Peripheral neuropathy is the most prevalent chronic complication of
diabetes mellitus. Good
glycemic control can delay the appearance of neuropathic symptoms in diabetic patients but it is not sufficient to prevent or cure the disease. Therefore therapeutic approaches should focus on attenuation of pathogenetic mechanisms responsible for the nerve injury. Considering the role of
polyol pathway in the etiology of
diabetic neuropathy, we evaluated the effect of a novel efficient and selective
aldose reductase inhibitor, 3-mercapto-5H-1,2,4-triazino[5,6-b]
indole-5-
acetic acid (
cemtirestat), on symptoms of diabetic
peripheral neuropathy in Zucker Diabetic Fatty (ZDF) rats. Since the age of 5 months, male ZDF rats were orally administered
cemtirestat, 2.5 and 7.5 mg/kg/day, for two following months. Thermal hypoalgesia was evaluated by tail flick and hot plate tests.

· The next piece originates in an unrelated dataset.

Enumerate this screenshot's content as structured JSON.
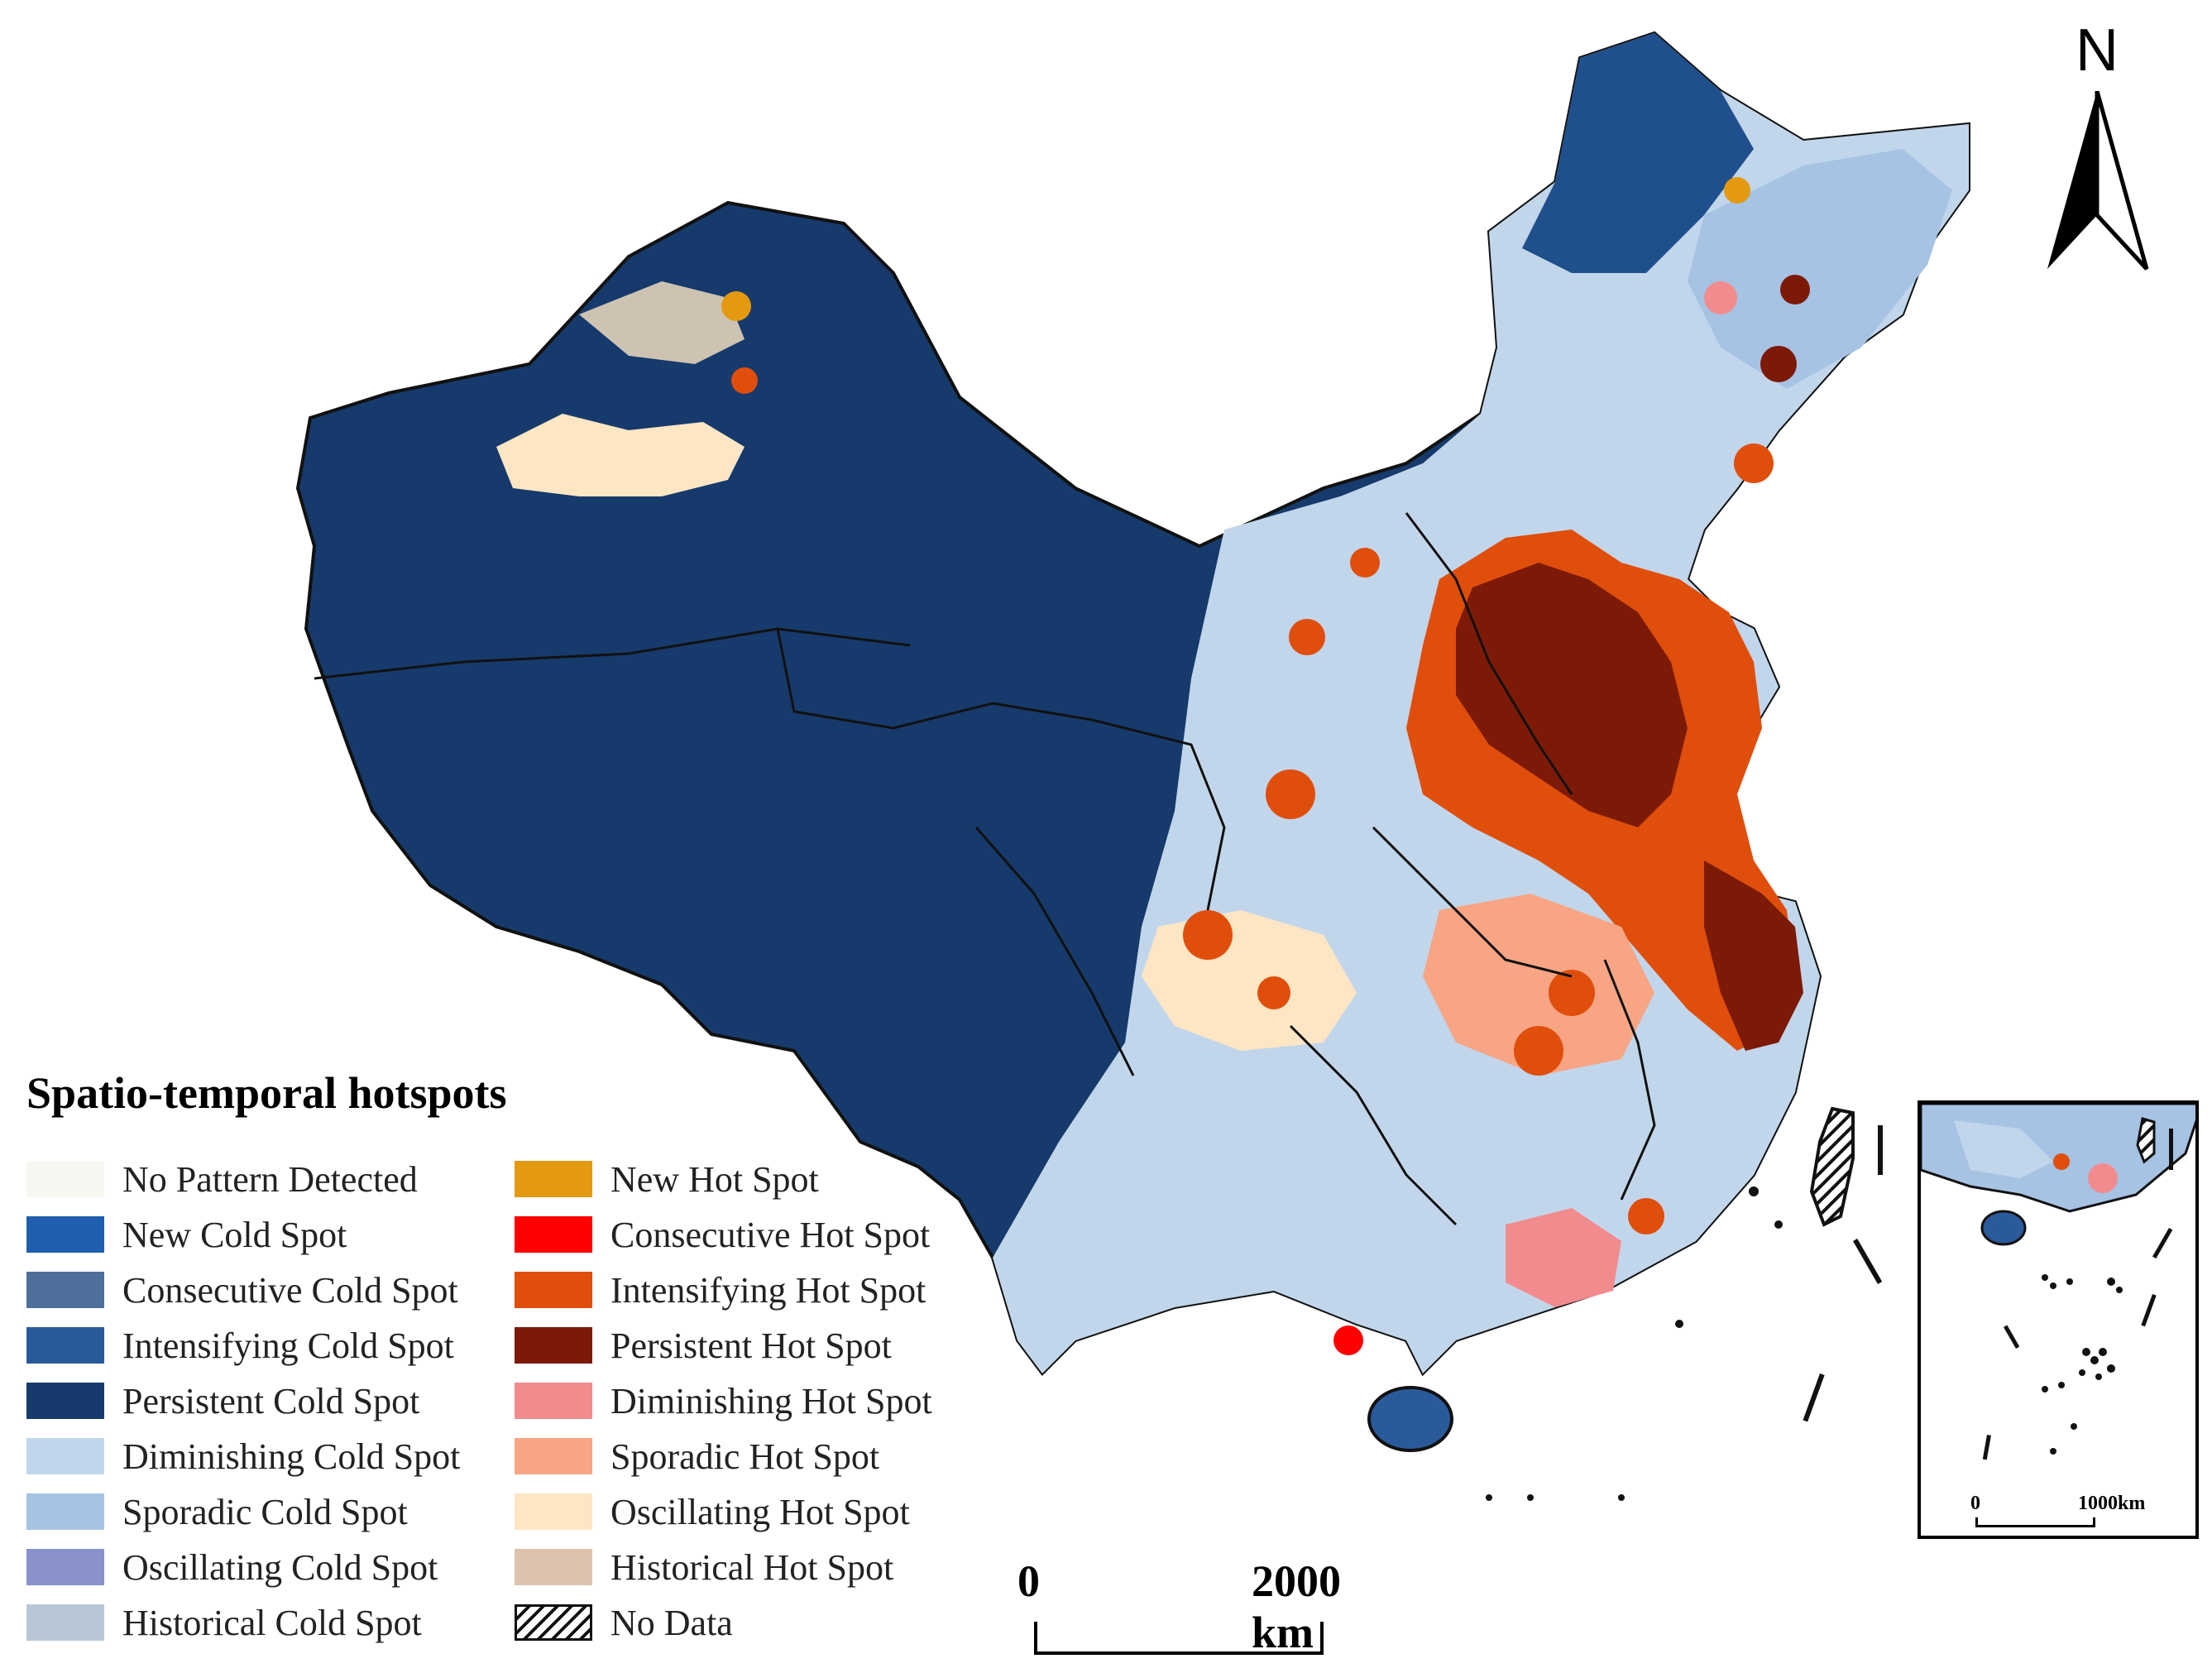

Tactile allodynia was determined by a von Frey flexible filament test. Two-month treatment of ZDF rats with
cemtirestat (i) did not affect physical and glycemic status of the animals; (ii) partially inhibited
sorbitol accumulation in red blood cells and the sciatic nerve; (iii) markedly decreased plasma levels of
thiobarbituric acid reactive substances; (iv) normalized symptoms of
peripheral neuropathy with high significance. The presented findings indicate that inhibition of
aldose reductase by
cemtirestat is not solely responsible for the recorded improvement of the behavioral responses. In future studies, potential effects of
cemtirestat on consequences of diabetes that are not exclusively dependent on
glucose metabolism via
polyol pathway should be taken into consideration.